So, here's the situation. You have an hour's lesson once a week. You practise at least an hour every day. You are enthused and passionate about your instrument, repertoire, scales and music in general. But who do you talk to about it?
I have friends who love to cook - so do I. I can talk for hours about the best way to make bread, real bread with pre-ferments, sour dough, fresh yeast, dried yeast, instant yeast, stoneground flour, bleached, unbleached, organic, whatever.
I know people who get great joy from gardening. I can do that. How we laugh as we regale each other with tales of shovels and spades, compost, cuttings, crops and cabbage root fly.
Then there are those with children - don't have any myself but I can share and participate in stories of little Freddie's first words, steps, pictures, day at school.

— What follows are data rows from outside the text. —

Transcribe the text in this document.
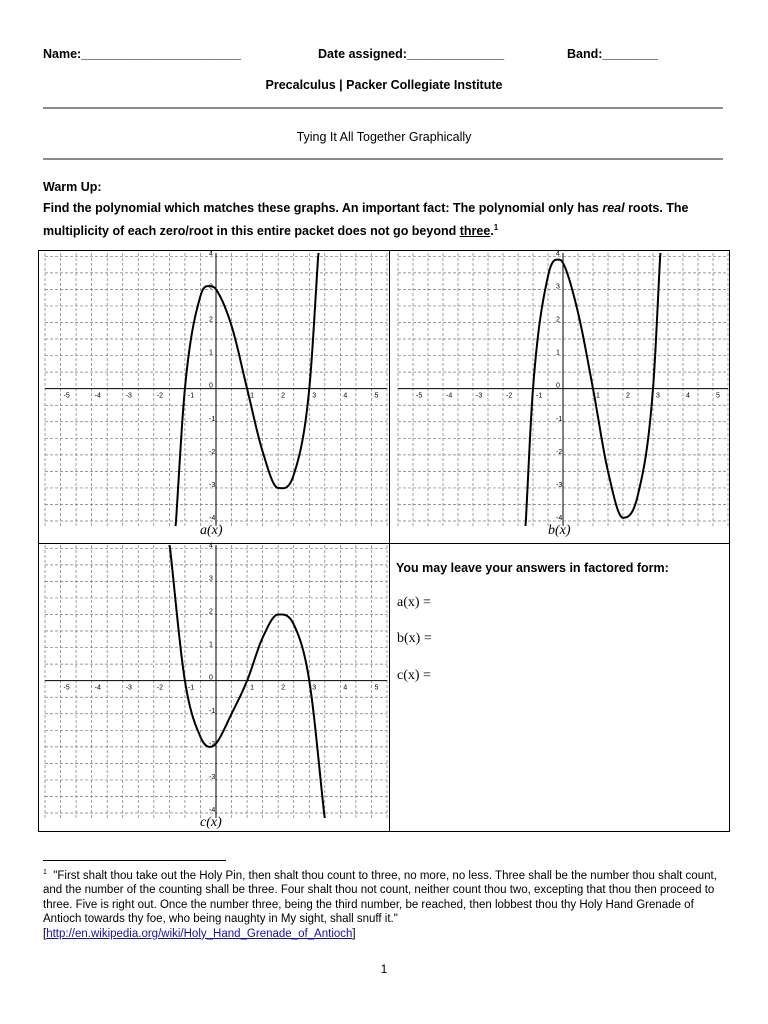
Name:_______________________	Date assigned:______________	Band:________
Precalculus | Packer Collegiate Institute
Tying It All Together Graphically
Warm Up:
Find the polynomial which matches these graphs. An important fact: The polynomial only has real roots. The multiplicity of each zero/root in this entire packet does not go beyond three.$^1$
-5	-4	-3	-2	-1	1	2	3	4	5
4
3
2
1
0
-1
-2
-3
-4
-5	-4	-3	-2	-1	1	2	3	4	5
4
3
2
1
0
-1
-2
-3
-4
-5	-4	-3	-2	-1	1	2	3	4	5
4
3
2
1
0
-1
-2
-3
-4
a(x)	b(x)
c(x)
You may leave your answers in factored form:
a(x) =
b(x) =
c(x) =
$^1$ "First shalt thou take out the Holy Pin, then shalt thou count to three, no more, no less. Three shall be the number thou shalt count, and the number of the counting shall be three. Four shalt thou not count, neither count thou two, excepting that thou then proceed to three. Five is right out. Once the number three, being the third number, be reached, then lobbest thou thy Holy Hand Grenade of Antioch towards thy foe, who being naughty in My sight, shall snuff it."
[http://en.wikipedia.org/wiki/Holy_Hand_Grenade_of_Antioch]
1
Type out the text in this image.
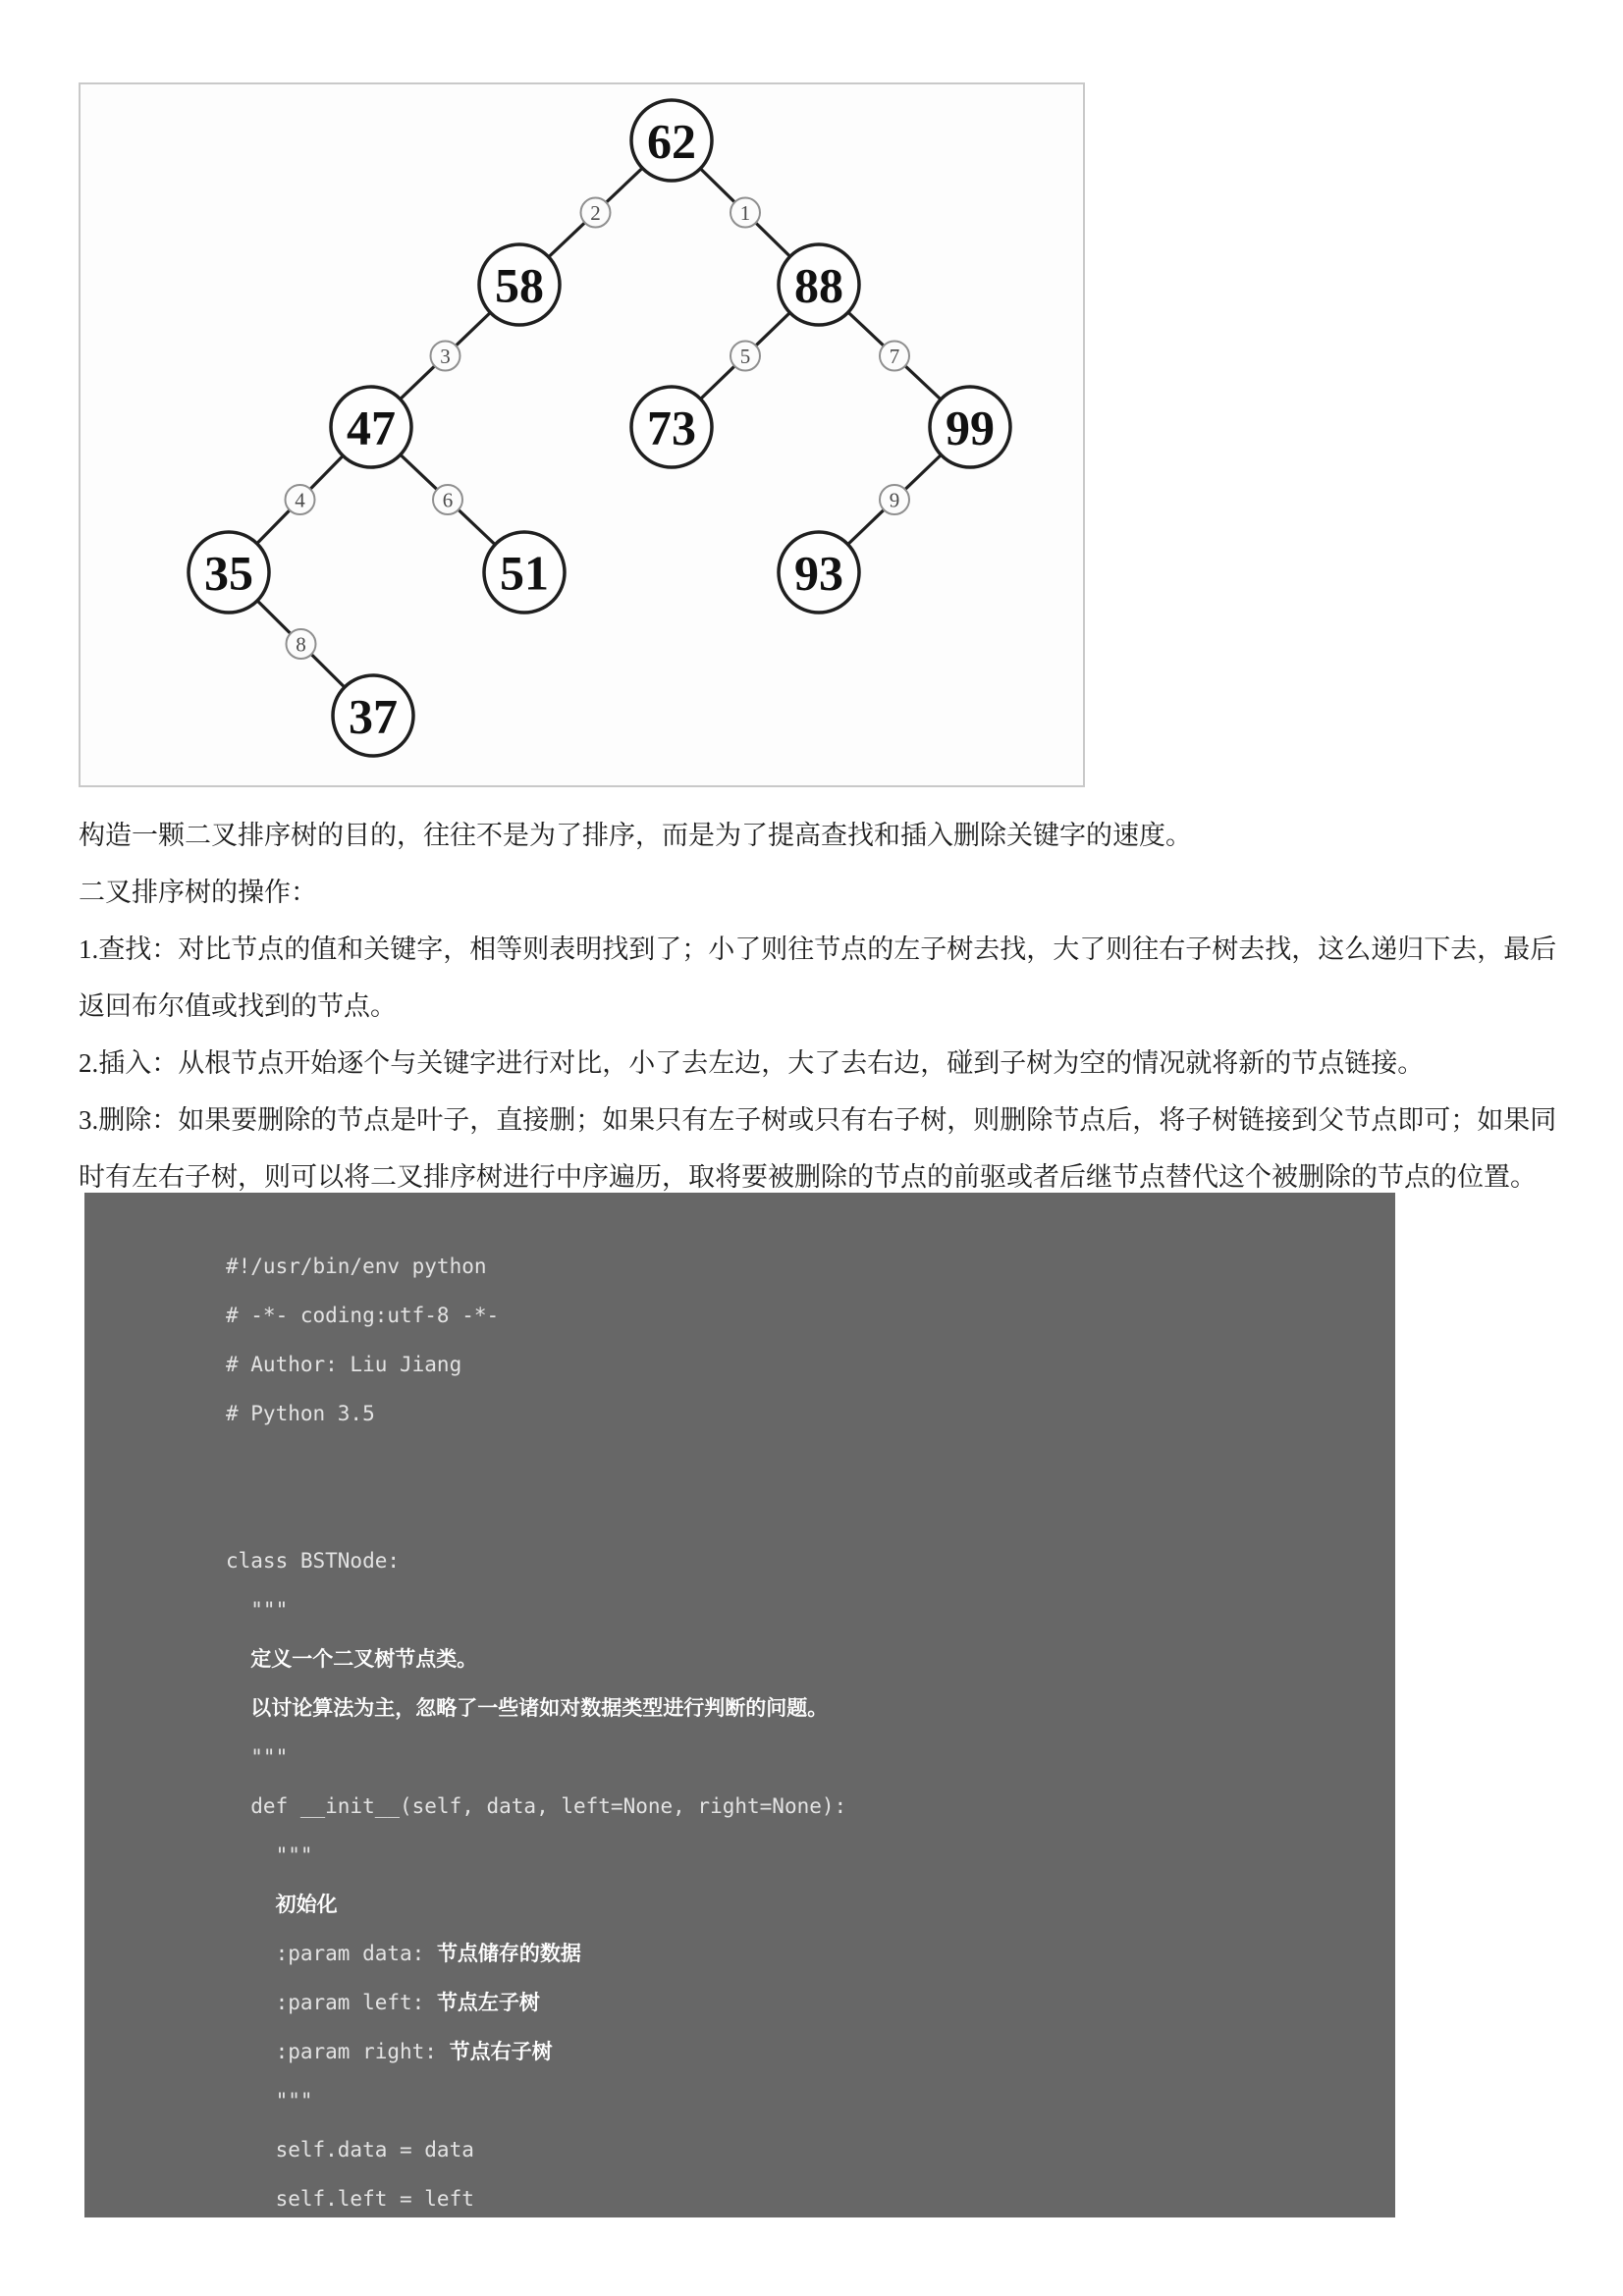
62
58	88
47	73	99
35	51	93
37
1
2
3
4
5
6
7
8
9

构造一颗二叉排序树的目的，往往不是为了排序，而是为了提高查找和插入删除关键字的速度。

二叉排序树的操作：

1.查找：对比节点的值和关键字，相等则表明找到了；小了则往节点的左子树去找，大了则往右子树去找，这么递归下去，最后返回布尔值或找到的节点。

2.插入：从根节点开始逐个与关键字进行对比，小了去左边，大了去右边，碰到子树为空的情况就将新的节点链接。

3.删除：如果要删除的节点是叶子，直接删；如果只有左子树或只有右子树，则删除节点后，将子树链接到父节点即可；如果同时有左右子树，则可以将二叉排序树进行中序遍历，取将要被删除的节点的前驱或者后继节点替代这个被删除的节点的位置。

#!/usr/bin/env python
# -*- coding:utf-8 -*-
# Author: Liu Jiang
# Python 3.5
class BSTNode:
"""
定义一个二叉树节点类。
以讨论算法为主，忽略了一些诸如对数据类型进行判断的问题。
"""
def __init__(self, data, left=None, right=None):
"""
初始化
:param data: 节点储存的数据
:param left: 节点左子树
:param right: 节点右子树
"""
self.data = data
self.left = left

Dogs - love them. Got two German Shepherds myself. How amusing and heart-rending the tales of life long devotion, fun and frolics provided by our canine companions in their all too short lives.
But the violin. Try lobbing that into the verbal ping-pong of a conversation and it kills it stone dead. I was very pleased last week to have started "to get" spicatto. Even my own mother was somewhat nonplussed at my enthusiastic announcement, moving swiftly on to her own pet subject of her bees!
If this site didn't exist, you'd have to invent it.
I have decided that these words shall be my motto.
I had a lesson today. That'll have been my 8th since restarting after my 30 year break. And I think it's beginning to work. It's important to make a note of how far one has progressed because improvement happens both in steps and in incremental ways. Also, when you can do something, it's hard to remember, really remember in a visceral way, what it was like to not be able to do it.
Nothing is perfect. If it was I would not need a teacher.
Yesterday I had an epiphany re spicatto bowing and wrist action. Well that only took me 8 weeks to get!
First to third position shifting. Most of the time OK. Today in the lesson, surprisingly not. When I get stressed I do sweat a bit. To start with, I must have been a bit tense - though I was not consciously aware of it and my left hand was just a teeny bit sweaty and would not slide up the neck in a predictable manner.
The accompanied play through of Rieding's Allegro from the Grade 4 book went from start to finish without my once falling off. (There were a couple of dodgy moments but I kept my balance and made it to the end!)
So, it's decided - we'll be studying for the Grade 5 exam.